Zaragoza is a city in the autonomous community of Aragon in northeastern Spain, situated on the Ebro river, about 3.5 hours from Madrid by car. Every year in Zaragoza, a huge festival known as El Pilar takes place every year in early October and goes on for a week, with various celebrations of El Pilar, the patron saint of Zaragoza. My friends and I went for the fiestas taking place on Saturday-Sunday with the tour group, CityLife Madrid.
The tour cost 25 euro for transportation, club entry and a few other perks, and left Madrid early Saturday morning, giving us plenty of time to see the city of Zaragoza and tour around before the late night festivities. I believe in being completely honest on this blog when I review different companies and experiences, and, while it was a great time, I don’t think I would recommend this particular experience to anyone else trying to enjoy Zaragoza. The company itself has some really great tours and activities to offer, but the specific Zaragoza trip was a bit too much to handle for an all-day and late night trip. Dealing with a mob of other young adults trying to get home at 3 in the morning on a 3-hour bus ride is not pleasant, so I would definitely give one of their day trips a chance, but decline to do another day/night experience. I also think that CityLife Madrid as a tour company leaves a lot to be desired; they were extremely unorganized at check in, which delayed the departure from Madrid, and they were insistent on having several hundred of the people attending this event in one collective WhatsApp group, obnoxiously trying to hard to bring a gigantic group together.
Ok, back to Zaragoza.
The main focal point of the city center is the Basilica of Our Lady of the Pillar, a giant Roman Catholic church. Entry to the main floor of the church is free, but we opted to also tour the upper level towers, which cost 3 euros. There is an elevator to the large viewing area, but to get to the very top, one has to take a few flights of stairs. Warning: It gets quite cramped up top!

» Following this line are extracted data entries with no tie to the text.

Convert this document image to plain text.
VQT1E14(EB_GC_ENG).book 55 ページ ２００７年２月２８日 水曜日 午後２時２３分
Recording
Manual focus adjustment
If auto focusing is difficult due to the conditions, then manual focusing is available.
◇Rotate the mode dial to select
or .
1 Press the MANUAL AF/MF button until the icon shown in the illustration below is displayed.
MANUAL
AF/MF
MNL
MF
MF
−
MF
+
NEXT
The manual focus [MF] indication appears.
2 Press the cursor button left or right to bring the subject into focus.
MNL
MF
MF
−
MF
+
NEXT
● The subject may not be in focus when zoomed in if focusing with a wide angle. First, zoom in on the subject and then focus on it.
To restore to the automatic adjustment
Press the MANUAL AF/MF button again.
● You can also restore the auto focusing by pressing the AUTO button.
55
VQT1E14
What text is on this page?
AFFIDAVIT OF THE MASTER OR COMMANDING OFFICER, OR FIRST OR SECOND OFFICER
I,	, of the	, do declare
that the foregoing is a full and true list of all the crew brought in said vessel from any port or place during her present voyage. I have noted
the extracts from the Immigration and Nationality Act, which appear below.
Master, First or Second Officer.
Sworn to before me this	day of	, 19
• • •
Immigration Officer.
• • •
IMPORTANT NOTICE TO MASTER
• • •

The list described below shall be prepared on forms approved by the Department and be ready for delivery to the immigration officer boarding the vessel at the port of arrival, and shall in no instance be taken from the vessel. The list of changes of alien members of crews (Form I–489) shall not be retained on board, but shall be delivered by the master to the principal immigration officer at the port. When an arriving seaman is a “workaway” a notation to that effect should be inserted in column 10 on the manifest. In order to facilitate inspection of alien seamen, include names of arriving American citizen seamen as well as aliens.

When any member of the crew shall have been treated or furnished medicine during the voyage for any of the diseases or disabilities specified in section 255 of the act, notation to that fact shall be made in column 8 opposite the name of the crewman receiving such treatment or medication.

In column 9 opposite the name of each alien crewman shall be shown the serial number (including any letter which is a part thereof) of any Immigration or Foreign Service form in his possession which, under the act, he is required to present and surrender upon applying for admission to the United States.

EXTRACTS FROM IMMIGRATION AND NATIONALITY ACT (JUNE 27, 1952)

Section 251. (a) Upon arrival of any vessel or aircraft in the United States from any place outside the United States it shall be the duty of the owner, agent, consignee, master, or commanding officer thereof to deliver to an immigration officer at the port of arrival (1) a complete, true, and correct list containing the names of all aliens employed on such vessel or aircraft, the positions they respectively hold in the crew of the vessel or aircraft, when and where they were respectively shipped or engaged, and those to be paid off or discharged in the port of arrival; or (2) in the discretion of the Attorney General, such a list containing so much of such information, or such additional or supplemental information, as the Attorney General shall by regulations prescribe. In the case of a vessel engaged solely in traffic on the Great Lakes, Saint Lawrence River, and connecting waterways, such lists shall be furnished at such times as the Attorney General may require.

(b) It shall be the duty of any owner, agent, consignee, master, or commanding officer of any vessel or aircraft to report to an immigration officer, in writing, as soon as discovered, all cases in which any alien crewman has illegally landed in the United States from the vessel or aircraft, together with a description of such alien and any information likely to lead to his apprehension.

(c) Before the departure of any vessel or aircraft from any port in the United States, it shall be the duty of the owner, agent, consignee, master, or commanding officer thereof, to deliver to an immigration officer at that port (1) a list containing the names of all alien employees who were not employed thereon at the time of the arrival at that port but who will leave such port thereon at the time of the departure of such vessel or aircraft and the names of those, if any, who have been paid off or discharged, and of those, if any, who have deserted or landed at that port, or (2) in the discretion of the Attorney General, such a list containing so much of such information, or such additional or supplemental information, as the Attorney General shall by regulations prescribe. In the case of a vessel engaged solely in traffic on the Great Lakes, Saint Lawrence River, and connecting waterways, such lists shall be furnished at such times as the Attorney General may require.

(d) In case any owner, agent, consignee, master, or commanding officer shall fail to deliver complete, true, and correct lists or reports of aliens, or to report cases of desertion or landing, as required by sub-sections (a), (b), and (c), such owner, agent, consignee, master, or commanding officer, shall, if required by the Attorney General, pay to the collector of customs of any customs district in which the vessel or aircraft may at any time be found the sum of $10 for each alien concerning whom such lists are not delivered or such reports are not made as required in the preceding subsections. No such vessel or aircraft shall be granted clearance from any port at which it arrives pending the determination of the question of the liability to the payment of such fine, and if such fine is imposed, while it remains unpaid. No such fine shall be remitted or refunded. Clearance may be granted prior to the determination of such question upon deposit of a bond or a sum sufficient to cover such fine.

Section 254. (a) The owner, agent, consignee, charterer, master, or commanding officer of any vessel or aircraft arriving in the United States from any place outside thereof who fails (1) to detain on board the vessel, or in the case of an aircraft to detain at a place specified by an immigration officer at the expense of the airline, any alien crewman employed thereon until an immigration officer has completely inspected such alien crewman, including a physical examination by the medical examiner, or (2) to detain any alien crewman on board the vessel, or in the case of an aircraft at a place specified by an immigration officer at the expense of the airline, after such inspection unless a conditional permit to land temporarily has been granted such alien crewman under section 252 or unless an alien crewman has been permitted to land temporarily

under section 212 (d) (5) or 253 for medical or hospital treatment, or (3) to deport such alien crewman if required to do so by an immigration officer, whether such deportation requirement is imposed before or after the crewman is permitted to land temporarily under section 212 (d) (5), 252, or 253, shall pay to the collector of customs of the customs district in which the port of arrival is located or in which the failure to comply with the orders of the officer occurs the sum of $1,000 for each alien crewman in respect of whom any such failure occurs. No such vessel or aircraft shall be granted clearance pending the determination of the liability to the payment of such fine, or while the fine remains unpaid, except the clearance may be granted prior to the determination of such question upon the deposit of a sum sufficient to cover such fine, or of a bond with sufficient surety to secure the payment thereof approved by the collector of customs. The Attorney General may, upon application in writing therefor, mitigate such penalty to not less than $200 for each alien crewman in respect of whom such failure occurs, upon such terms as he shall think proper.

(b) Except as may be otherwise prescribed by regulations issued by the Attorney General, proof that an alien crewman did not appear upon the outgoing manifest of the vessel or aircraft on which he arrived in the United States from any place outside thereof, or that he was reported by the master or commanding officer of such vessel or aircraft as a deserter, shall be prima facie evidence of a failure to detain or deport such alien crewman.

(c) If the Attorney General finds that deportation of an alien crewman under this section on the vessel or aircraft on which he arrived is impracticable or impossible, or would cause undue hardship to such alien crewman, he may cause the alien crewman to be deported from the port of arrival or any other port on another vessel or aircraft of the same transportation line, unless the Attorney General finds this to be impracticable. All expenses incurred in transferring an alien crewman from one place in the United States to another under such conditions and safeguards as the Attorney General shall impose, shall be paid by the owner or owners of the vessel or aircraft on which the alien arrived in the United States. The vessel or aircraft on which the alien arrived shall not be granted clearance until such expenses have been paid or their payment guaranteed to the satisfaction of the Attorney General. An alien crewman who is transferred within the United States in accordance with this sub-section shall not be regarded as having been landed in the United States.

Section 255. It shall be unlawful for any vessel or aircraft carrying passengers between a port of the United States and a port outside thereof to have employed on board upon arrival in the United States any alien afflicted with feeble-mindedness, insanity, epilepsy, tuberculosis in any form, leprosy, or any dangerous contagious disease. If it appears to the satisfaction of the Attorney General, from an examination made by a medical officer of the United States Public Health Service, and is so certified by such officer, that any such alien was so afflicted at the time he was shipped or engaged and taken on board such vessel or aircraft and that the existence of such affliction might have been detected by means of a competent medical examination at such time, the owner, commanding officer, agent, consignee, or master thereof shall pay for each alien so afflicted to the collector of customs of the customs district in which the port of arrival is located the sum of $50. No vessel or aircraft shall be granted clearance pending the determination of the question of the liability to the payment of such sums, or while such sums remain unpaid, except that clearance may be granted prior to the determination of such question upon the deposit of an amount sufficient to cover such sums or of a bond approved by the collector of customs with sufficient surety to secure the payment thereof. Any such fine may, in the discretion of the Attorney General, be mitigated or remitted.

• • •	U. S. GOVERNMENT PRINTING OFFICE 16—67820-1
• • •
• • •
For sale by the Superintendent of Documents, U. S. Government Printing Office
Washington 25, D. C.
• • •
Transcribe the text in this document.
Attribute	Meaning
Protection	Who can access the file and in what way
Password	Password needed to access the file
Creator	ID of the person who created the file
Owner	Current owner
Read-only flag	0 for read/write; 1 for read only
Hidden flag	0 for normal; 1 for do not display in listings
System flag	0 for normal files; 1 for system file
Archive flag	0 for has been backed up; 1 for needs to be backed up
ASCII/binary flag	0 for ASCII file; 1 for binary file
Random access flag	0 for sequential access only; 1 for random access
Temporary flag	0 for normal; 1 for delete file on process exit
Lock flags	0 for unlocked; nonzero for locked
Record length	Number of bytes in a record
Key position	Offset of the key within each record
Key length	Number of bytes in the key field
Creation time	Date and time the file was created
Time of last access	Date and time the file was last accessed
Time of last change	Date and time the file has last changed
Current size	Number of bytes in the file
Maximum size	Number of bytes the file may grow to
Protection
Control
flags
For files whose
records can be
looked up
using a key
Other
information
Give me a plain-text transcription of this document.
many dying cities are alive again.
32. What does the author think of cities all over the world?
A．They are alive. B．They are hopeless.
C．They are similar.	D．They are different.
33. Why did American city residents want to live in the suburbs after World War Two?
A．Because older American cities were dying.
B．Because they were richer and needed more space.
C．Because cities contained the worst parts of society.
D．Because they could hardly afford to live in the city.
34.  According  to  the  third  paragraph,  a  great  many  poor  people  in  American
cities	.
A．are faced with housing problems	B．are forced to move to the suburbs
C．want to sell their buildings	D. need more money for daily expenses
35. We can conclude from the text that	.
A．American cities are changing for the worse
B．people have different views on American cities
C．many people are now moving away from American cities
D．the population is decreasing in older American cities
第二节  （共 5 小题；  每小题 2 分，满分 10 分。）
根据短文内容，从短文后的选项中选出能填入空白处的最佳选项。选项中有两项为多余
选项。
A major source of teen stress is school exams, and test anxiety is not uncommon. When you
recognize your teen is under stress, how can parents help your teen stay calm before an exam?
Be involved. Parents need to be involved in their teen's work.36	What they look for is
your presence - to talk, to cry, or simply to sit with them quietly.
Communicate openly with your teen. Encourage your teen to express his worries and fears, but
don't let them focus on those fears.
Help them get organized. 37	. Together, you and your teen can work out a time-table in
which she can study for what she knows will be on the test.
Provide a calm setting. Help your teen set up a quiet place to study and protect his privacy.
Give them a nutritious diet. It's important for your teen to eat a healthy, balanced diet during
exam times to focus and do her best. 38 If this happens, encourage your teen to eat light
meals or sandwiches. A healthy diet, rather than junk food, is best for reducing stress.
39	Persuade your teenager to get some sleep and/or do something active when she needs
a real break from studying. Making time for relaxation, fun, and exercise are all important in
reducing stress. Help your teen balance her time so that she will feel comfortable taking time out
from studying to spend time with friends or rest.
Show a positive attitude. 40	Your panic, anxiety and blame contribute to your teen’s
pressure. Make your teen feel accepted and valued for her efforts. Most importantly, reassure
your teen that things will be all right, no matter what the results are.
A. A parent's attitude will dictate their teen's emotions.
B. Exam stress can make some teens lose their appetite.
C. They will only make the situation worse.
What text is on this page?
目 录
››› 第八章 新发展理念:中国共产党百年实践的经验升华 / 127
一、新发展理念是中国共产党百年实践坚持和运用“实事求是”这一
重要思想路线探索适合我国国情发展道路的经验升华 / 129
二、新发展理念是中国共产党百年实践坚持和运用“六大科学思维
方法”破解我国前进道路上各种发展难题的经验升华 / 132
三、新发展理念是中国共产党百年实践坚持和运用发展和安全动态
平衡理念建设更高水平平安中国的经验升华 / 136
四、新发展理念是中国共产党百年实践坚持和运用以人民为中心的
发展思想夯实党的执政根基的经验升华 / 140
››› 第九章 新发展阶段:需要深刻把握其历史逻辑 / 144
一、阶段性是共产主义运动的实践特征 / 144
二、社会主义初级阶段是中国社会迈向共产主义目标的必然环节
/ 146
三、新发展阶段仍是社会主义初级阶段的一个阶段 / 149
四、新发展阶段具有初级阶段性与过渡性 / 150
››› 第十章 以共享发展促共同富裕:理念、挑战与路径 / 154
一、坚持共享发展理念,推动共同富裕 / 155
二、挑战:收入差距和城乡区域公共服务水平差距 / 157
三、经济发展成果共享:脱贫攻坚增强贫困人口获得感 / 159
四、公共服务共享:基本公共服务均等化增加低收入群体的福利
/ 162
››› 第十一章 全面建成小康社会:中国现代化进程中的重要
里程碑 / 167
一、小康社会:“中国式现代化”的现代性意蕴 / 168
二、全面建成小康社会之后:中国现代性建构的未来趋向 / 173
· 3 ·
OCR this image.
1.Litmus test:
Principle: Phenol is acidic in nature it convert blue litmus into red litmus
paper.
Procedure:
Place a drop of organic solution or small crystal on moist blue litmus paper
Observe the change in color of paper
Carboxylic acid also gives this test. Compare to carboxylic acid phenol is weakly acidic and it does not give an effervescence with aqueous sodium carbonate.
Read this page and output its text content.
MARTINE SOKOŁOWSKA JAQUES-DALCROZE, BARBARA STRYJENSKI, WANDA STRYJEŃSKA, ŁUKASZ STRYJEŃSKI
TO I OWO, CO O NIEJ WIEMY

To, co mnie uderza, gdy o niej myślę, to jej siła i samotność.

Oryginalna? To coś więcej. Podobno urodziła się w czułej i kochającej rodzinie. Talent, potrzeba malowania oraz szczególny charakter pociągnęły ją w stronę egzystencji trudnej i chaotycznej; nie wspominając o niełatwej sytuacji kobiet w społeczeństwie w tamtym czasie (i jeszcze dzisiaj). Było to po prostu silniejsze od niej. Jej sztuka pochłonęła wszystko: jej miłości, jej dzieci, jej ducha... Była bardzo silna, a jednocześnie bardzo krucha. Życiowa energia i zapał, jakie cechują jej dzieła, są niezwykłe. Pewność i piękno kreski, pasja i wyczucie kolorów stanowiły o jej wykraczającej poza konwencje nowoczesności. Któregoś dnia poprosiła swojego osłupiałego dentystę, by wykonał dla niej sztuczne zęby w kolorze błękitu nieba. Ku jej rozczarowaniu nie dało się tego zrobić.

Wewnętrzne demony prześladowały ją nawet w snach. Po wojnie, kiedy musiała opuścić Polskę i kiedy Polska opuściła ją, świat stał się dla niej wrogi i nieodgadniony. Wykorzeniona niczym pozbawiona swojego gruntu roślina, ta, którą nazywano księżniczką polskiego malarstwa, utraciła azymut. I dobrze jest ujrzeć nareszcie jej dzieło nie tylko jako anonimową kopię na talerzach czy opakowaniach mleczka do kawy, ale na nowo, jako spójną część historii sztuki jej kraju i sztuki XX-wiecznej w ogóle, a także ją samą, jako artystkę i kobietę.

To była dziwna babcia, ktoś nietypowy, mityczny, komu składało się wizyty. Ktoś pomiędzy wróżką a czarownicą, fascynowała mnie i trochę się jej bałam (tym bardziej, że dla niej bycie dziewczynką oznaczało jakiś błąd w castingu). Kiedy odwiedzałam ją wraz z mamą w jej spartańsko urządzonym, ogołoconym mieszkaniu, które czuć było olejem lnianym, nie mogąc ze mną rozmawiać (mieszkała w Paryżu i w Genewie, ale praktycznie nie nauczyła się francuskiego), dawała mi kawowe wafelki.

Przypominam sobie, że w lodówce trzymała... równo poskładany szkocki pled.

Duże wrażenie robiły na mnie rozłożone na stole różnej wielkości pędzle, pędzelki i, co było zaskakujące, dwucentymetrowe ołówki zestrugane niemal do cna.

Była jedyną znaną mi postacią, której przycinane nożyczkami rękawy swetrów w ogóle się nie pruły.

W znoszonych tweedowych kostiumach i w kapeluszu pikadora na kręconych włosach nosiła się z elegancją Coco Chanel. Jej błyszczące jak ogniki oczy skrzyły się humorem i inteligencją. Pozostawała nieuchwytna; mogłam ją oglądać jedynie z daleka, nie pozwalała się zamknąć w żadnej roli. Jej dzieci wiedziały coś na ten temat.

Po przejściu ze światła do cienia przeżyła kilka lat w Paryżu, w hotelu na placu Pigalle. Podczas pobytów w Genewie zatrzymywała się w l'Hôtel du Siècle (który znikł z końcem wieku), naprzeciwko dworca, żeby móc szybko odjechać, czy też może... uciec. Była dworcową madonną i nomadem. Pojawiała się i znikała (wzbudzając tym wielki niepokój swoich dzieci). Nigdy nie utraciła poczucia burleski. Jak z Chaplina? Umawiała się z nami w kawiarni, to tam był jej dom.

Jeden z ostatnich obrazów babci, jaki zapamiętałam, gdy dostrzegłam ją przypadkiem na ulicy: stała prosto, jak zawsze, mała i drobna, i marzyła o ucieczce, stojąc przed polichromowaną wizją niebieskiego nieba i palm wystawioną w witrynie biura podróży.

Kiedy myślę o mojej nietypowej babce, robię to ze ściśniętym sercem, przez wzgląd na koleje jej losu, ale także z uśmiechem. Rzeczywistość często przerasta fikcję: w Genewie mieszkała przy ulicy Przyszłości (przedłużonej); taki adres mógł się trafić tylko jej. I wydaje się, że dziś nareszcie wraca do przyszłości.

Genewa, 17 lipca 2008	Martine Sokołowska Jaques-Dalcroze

Another wonderful thing about Spanish festivals is all of the available street food and vendors in the main square and surrounding areas. Paella, various grilled meats, candy and different pop-up bars are everywhere, providing plenty of options for hungry visitors.
Another point of interest during this time in Zaragoza is the amount of parades that march through the streets, the concerts in the main square and the fireworks that take place over the government building. The atmosphere is really inviting for travelers who are not native to Spain or from Zaragoza, with the general desire of the whole crowd to just have a good time.
I would definitely add Zaragoza to any itinerary of places to see around Spain, it’s a really beautiful, laid back city to spend a day in!